Alexandria Millet found a way to sharply cut her rent this year and move closer to her job at Central High School in Kansas City, Mo.—live in a duplex built to house teachers.
A 10th-grade English and journalism instructor, Millet, 24 years old, now pays $400 a month to live with two other teachers in a home provided through a partnership between Kansas City Public Schools and Teachers Like Me, a nonprofit building housing to help recruit Black teachers.
KCPS is one of several school districts across the country—in urban and rural areas from California to West Virginia and Florida—that are trying to use affordable housing to hire and retain teachers amid a nationwide shortage of both. The efforts join state and federal programs that have for years provided teachers grants and down payment assistance to purchase homes.
“Not having to pay high rent and having a program that supports you specifically in terms of housing” made it easier to stay in Kansas City, Millet said, as she wanted to do after working there a year as an AmeriCorps volunteer.

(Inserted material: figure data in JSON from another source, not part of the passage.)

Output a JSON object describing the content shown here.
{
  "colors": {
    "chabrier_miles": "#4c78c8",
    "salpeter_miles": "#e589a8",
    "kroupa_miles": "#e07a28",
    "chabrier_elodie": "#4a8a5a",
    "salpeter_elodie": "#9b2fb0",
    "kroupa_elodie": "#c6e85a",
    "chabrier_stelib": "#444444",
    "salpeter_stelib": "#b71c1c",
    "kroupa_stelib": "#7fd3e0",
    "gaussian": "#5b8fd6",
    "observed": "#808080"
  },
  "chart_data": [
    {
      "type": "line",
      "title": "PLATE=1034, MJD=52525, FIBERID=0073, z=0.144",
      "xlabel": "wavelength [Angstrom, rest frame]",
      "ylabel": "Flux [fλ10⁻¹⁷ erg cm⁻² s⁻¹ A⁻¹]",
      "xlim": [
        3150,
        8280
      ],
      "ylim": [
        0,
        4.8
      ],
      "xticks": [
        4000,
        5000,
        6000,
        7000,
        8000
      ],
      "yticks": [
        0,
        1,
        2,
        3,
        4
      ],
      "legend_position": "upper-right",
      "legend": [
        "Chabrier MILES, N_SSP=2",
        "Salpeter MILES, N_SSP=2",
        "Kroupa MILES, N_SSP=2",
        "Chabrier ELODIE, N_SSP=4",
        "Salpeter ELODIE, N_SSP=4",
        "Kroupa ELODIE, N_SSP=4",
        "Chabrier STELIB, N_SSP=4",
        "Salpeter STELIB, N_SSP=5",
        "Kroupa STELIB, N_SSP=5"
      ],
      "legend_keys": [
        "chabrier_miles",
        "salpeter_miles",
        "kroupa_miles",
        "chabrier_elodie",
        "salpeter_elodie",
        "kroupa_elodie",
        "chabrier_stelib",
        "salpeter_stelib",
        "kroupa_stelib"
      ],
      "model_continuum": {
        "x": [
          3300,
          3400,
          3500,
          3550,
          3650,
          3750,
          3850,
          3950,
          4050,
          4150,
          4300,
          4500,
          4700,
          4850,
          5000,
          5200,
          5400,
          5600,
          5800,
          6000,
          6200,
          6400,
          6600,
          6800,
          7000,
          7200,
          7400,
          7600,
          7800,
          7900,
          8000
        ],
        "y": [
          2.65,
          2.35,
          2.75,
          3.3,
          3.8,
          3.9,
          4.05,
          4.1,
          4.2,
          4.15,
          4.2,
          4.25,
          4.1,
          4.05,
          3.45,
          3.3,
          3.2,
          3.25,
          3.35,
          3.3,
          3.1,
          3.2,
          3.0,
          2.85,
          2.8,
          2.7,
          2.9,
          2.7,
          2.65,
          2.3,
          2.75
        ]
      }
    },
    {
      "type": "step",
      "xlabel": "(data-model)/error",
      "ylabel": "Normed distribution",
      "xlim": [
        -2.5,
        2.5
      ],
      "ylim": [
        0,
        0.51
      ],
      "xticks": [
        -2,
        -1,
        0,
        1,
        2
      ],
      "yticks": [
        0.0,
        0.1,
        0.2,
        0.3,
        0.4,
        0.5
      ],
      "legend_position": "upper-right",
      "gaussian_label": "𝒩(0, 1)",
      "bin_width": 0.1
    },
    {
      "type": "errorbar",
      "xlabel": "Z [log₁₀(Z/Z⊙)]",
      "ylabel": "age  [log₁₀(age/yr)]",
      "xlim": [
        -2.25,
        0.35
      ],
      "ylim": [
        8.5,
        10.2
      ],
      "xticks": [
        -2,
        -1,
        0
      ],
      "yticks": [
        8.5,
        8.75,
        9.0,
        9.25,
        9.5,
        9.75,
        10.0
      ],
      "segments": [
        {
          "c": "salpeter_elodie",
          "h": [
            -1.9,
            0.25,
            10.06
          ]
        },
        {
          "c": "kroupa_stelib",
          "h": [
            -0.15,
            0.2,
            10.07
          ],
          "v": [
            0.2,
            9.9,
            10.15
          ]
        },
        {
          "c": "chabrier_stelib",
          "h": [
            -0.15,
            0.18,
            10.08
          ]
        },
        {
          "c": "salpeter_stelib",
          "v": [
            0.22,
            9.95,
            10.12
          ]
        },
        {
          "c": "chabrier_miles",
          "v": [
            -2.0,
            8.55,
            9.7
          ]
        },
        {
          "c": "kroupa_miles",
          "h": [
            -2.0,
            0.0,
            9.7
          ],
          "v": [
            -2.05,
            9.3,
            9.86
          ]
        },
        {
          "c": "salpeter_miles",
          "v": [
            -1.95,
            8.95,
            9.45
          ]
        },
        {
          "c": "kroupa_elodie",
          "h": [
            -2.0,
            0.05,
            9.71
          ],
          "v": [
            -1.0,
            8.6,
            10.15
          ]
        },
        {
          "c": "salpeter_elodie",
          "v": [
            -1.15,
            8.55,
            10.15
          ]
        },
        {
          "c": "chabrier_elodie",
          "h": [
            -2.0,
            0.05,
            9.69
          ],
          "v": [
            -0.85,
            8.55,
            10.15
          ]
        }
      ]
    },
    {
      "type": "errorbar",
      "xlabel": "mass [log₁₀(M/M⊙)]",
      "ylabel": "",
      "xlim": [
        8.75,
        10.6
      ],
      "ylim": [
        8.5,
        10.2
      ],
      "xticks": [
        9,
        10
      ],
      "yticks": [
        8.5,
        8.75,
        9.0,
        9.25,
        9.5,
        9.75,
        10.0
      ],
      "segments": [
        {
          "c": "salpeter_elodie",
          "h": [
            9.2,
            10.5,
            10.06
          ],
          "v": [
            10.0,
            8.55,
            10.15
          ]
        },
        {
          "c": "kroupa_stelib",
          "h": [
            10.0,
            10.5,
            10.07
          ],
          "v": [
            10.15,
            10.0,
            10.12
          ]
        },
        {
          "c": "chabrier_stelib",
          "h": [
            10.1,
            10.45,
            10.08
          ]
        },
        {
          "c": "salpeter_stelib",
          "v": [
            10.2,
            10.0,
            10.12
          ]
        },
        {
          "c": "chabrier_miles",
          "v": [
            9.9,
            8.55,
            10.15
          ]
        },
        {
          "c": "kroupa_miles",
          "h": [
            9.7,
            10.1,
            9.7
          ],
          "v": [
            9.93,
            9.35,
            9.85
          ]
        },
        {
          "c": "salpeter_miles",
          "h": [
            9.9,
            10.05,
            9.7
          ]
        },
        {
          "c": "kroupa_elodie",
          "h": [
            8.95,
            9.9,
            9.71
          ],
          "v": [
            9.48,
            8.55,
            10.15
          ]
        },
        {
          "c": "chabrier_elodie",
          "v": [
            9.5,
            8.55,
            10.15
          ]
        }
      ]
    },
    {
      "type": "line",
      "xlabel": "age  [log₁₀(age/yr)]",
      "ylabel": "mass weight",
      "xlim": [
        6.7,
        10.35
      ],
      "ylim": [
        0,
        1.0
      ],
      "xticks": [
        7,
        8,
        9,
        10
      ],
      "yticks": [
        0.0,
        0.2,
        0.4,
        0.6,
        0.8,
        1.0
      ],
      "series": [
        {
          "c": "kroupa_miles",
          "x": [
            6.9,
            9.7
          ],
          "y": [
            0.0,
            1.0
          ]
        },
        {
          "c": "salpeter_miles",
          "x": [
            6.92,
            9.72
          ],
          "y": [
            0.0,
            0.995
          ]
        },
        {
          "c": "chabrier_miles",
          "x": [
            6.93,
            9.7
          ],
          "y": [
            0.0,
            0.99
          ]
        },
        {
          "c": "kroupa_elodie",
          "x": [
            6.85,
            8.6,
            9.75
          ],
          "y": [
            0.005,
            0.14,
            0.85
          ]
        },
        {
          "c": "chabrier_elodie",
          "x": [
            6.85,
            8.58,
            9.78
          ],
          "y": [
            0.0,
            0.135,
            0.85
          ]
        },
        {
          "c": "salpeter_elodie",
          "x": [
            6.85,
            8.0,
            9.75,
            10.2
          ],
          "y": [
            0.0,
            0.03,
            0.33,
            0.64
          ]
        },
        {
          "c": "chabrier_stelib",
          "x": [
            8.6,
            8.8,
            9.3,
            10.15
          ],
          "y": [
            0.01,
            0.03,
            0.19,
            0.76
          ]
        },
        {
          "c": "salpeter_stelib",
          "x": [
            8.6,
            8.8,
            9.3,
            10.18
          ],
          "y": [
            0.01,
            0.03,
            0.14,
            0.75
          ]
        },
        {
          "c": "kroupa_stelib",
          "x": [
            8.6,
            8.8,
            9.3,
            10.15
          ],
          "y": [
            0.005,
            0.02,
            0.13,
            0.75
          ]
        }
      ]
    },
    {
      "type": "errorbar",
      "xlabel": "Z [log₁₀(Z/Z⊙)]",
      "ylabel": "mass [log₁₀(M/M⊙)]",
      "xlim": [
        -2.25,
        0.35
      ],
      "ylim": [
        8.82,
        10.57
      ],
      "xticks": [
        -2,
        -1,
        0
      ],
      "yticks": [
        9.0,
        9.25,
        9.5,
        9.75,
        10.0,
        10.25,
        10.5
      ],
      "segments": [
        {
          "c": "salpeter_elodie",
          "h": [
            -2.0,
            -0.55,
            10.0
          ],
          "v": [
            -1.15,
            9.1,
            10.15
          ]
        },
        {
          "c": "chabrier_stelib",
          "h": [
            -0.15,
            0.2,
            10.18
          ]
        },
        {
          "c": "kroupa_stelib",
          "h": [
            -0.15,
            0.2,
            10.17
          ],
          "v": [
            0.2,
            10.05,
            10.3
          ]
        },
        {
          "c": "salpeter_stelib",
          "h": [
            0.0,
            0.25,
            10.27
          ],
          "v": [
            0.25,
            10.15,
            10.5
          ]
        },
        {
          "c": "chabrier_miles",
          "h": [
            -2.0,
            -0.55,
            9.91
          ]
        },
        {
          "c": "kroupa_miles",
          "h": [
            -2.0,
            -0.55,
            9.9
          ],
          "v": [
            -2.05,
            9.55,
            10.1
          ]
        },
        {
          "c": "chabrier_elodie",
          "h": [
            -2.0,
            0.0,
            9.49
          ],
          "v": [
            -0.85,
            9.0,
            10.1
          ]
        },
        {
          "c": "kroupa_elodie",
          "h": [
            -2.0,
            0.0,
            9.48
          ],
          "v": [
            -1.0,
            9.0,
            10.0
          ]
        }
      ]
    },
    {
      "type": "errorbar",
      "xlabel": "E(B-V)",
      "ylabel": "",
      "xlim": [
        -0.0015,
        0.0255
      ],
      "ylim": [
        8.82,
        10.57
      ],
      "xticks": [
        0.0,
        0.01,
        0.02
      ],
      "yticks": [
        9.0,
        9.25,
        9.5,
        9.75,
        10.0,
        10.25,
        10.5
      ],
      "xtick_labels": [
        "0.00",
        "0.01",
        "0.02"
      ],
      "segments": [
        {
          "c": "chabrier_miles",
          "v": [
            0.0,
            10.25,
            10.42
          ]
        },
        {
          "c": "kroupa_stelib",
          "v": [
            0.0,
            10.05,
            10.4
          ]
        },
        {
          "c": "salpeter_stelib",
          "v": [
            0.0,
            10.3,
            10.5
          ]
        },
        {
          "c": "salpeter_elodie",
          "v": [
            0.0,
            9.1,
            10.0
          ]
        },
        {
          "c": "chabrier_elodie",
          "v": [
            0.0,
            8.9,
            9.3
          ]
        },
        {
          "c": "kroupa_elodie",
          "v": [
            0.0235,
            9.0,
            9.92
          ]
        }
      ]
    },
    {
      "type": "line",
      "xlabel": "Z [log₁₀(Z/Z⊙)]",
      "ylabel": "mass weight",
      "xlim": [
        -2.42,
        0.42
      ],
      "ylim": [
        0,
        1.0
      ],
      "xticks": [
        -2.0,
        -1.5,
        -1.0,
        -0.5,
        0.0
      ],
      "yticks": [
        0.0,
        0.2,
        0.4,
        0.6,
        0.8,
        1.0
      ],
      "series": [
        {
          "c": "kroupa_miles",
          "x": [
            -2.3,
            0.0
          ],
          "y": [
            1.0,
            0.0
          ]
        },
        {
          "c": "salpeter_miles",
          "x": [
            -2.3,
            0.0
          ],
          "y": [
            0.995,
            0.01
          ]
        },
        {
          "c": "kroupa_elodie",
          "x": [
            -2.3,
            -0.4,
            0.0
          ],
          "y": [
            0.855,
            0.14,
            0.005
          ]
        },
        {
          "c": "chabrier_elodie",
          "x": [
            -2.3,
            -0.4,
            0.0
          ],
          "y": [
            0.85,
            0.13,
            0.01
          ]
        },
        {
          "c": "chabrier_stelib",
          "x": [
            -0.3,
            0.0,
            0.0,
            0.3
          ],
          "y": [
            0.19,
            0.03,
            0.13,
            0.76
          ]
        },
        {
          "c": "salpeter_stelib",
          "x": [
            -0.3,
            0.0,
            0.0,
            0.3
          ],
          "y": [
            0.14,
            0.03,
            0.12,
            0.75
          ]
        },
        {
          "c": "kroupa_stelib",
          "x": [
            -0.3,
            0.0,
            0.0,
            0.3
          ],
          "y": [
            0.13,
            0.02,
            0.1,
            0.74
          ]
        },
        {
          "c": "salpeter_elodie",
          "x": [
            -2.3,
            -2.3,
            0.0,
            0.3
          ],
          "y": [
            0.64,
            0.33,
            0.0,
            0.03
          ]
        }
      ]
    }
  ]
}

The low-cost housing “made it come together,” said Millet, who is from Milwaukee. She earns about $48,000 a year in a metropolitan area with a typical monthly apartment rent of $1,437 in July, according to Zillow estimates.
Teachers Like Me opened its first duplex in February and has plans to house up to 25 teachers, said Trinity Davis, the organization’s founder and a former Kansas City school administrator.